A shell-and-tube heat exchanger with 2-shell passes and 8 -tube passes is used to heat ethyl alcohol \(\left(c_{p}=2670 \mathrm{~J} / \mathrm{kg} \cdot \mathrm{K}\right)\) in the tubes from \(25^{\circ} \mathrm{C}\) to \(70^{\circ} \mathrm{C}\) at a rate of \(2.1 \mathrm{~kg} / \mathrm{s}\). The heating is to be done by water \(\left(c_{p}=4190 \mathrm{~J} / \mathrm{kg} \cdot \mathrm{K}\right)\) that enters the shell side at \(95^{\circ} \mathrm{C}\) and leaves at \(45^{\circ} \mathrm{C}\). If the overall heat transfer coefficient is \(950 \mathrm{~W} / \mathrm{m}^{2} \cdot \mathrm{K}\), determine the heat transfer surface area of the heat exchanger.
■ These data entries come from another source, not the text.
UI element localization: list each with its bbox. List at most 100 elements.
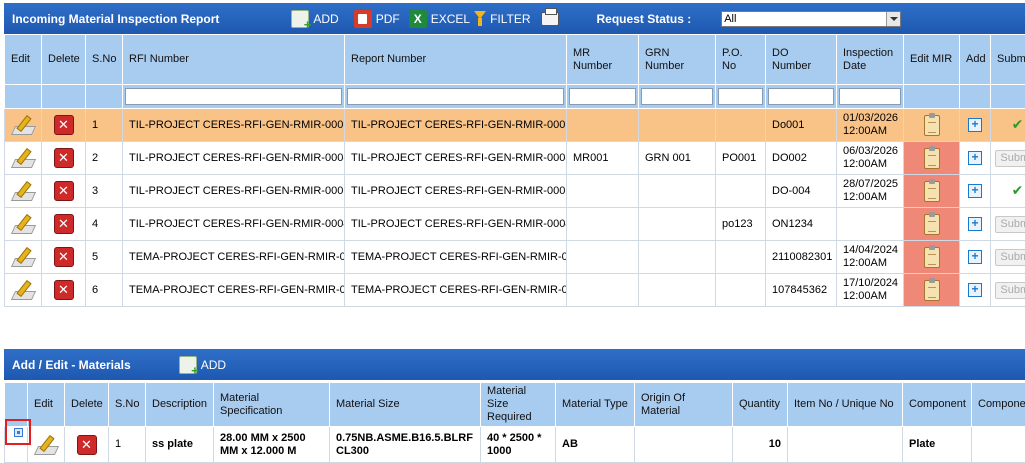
edit-icon[interactable]	[10, 114, 36, 136]
row-report-number: TIL-PROJECT CERES-RFI-GEN-RMIR-0004	[345, 208, 567, 241]
col-delete[interactable]: Delete	[65, 383, 109, 427]
col-material-type[interactable]: Material Type	[556, 383, 635, 427]
edit-icon[interactable]	[10, 246, 36, 268]
filter-mr-number[interactable]	[569, 88, 636, 105]
filter-po-no[interactable]	[718, 88, 763, 105]
add-button[interactable]: ADD	[291, 10, 338, 28]
col-edit-mir[interactable]: Edit MIR	[904, 35, 960, 85]
row-select-checkbox[interactable]	[5, 419, 31, 445]
filter-grn-number[interactable]	[641, 88, 713, 105]
col-material-size[interactable]: Material Size	[330, 383, 481, 427]
col-add[interactable]: Add	[960, 35, 991, 85]
row-rfi-number: TEMA-PROJECT CERES-RFI-GEN-RMIR-0001	[123, 274, 345, 307]
table-row[interactable]: ✕6TEMA-PROJECT CERES-RFI-GEN-RMIR-0001TE…	[5, 274, 1025, 307]
col-quantity[interactable]: Quantity	[733, 383, 788, 427]
add-plus-icon[interactable]: +	[968, 118, 982, 132]
table-row[interactable]: ✕1TIL-PROJECT CERES-RFI-GEN-RMIR-0009TIL…	[5, 109, 1025, 142]
filter-button[interactable]: FILTER	[474, 10, 530, 28]
time-value: 12:00AM	[843, 158, 897, 171]
request-status-select[interactable]: All	[721, 11, 901, 27]
add-button-label: ADD	[313, 12, 338, 26]
materials-table: Edit Delete S.No Description Material Sp…	[4, 382, 1025, 463]
delete-icon[interactable]: ✕	[54, 247, 74, 267]
add-plus-icon[interactable]: +	[968, 217, 982, 231]
materials-panel-header: Add / Edit - Materials ADD	[4, 349, 1025, 380]
edit-icon[interactable]	[10, 279, 36, 301]
col-sno[interactable]: S.No	[86, 35, 123, 85]
col-material-size-required[interactable]: Material Size Required	[481, 383, 556, 427]
submit-button[interactable]: Submit	[995, 282, 1025, 299]
filter-do-number[interactable]	[768, 88, 834, 105]
row-submit[interactable]: ✔	[991, 109, 1025, 142]
edit-icon[interactable]	[33, 434, 59, 456]
edit-icon[interactable]	[10, 147, 36, 169]
check-icon: ✔	[1012, 118, 1024, 131]
filter-report-number[interactable]	[347, 88, 564, 105]
col-edit[interactable]: Edit	[5, 35, 42, 85]
row-submit[interactable]: ✔	[991, 175, 1025, 208]
add-plus-icon[interactable]: +	[968, 151, 982, 165]
delete-icon[interactable]: ✕	[54, 181, 74, 201]
row-do-number: 107845362	[766, 274, 837, 307]
table-row[interactable]: ✕5TEMA-PROJECT CERES-RFI-GEN-RMIR-0002TE…	[5, 241, 1025, 274]
row-grn-number	[639, 208, 716, 241]
clipboard-icon[interactable]	[924, 247, 940, 268]
row-submit[interactable]: Submit	[991, 274, 1025, 307]
chevron-down-icon[interactable]	[886, 12, 900, 26]
clipboard-icon[interactable]	[924, 214, 940, 235]
pdf-button-label: PDF	[376, 12, 400, 26]
table-row[interactable]: ✕4TIL-PROJECT CERES-RFI-GEN-RMIR-0004TIL…	[5, 208, 1025, 241]
col-component[interactable]: Component	[903, 383, 972, 427]
excel-button[interactable]: X EXCEL	[409, 10, 470, 28]
delete-icon[interactable]: ✕	[54, 280, 74, 300]
col-mr-number[interactable]: MR Number	[567, 35, 639, 85]
table-row[interactable]: ✕3TIL-PROJECT CERES-RFI-GEN-RMIR-0006TIL…	[5, 175, 1025, 208]
col-edit[interactable]: Edit	[28, 383, 65, 427]
clipboard-icon[interactable]	[924, 280, 940, 301]
print-icon[interactable]	[541, 12, 559, 26]
submit-button[interactable]: Submit	[995, 150, 1025, 167]
col-report-number[interactable]: Report Number	[345, 35, 567, 85]
col-po-no[interactable]: P.O. No	[716, 35, 766, 85]
col-submit[interactable]: Submit	[991, 35, 1025, 85]
delete-icon[interactable]: ✕	[54, 148, 74, 168]
delete-icon[interactable]: ✕	[54, 115, 74, 135]
col-item-no[interactable]: Item No / Unique No	[788, 383, 903, 427]
materials-add-button[interactable]: ADD	[179, 356, 226, 374]
submit-button[interactable]: Submit	[995, 249, 1025, 266]
col-rfi-number[interactable]: RFI Number	[123, 35, 345, 85]
row-grn-number	[639, 274, 716, 307]
col-grn-number[interactable]: GRN Number	[639, 35, 716, 85]
table-row[interactable]: ✕2TIL-PROJECT CERES-RFI-GEN-RMIR-0008TIL…	[5, 142, 1025, 175]
col-origin-of-material[interactable]: Origin Of Material	[635, 383, 733, 427]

First, we need to determine the heat transfer rate of the ethyl alcohol, which can be found using the following formula: $$q = m_{alcohol} \cdot c_{p,alcohol} \cdot \Delta T_{alcohol}$$ where \(q\) is the heat transfer rate, \(m_{alcohol}\) is the mass flow rate of the ethyl alcohol, \(c_{p,alcohol}\) is the specific heat capacity of the ethyl alcohol, and \(\Delta T_{alcohol}\) is the temperature difference for the ethyl alcohol. Using the given values, we get: $$q = 2.1 \frac{\text{kg}}{\text{s}} \cdot 2670 \frac{\text{J}}{\text{kg} \cdot \text{K}} \cdot (70 ^\circ \text{C}-25 ^\circ \text{C})$$

Next, we need to find the heat transfer rate of the water, which can be calculated using the same formula as before: $$q = m_{water} \cdot c_{p,water} \cdot \Delta T_{water}$$ where \(m_{water}\) is the mass flow rate of the water, \(c_{p,water}\) is the specific heat capacity of the water, and \(\Delta T_{water}\) is the temperature difference for the water. We also know that the heat transfer rate of the water and the ethyl alcohol is supposed to be the same, so: $$m_{water} \cdot c_{p,water} \cdot \Delta T_{water} = m_{alcohol} \cdot c_{p,alcohol} \cdot \Delta T_{alcohol}$$ Rearranging the equation to solve for the mass flow rate of the water, we get: $$m_{water} = \frac{m_{alcohol} \cdot c_{p,alcohol} \cdot \Delta T_{alcohol}}{c_{p,water} \cdot \Delta T_{water}}$$

Now that we have the heat transfer rate, we can determine the required surface area of the heat exchanger. To do this, we will use the overall heat transfer coefficient \(U\) and the expression: $$q = U \cdot A \cdot \Delta T_{lm}$$ where \(A\) is the heat transfer surface area and \(\Delta T_{lm}\) is the logarithmic mean temperature difference between the two fluids in the exchanger. Since we have a 2-shell pass and 8-tube pass heat exchanger, we can assume that the flow is counter-current, meaning that the hot and cold fluids flow in opposite directions. To find the \(\Delta T_{lm}\), we need to calculate the inlet and outlet temperature differences: $$\Delta T_{inlet} = T_{Hin} - T_{Cin}$$ $$\Delta T_{outlet} = T_{Hout} - T_{Cout}$$ where \(T_{Hin}\) and \(T_{Hout}\) are the inlet and outlet temperatures of the hot fluid (water), and \(T_{Cin}\) and \(T_{Cout}\) are the inlet and outlet temperatures of the cold fluid (ethyl alcohol). Now we can determine the \(\Delta T_{lm}\) using: $$\Delta T_{lm} = \frac{\Delta T_{inlet} - \Delta T_{outlet}}{\ln(\frac{\Delta T_{inlet}}{\Delta T_{outlet}})}$$ Finally, we can find the required heat transfer surface area \(A\) using the formula: $$A = \frac{q}{U \cdot \Delta T_{lm}}$$ Once all the calculations are carried out, we will find the total heat transfer surface area of the shell-and-tube heat exchanger.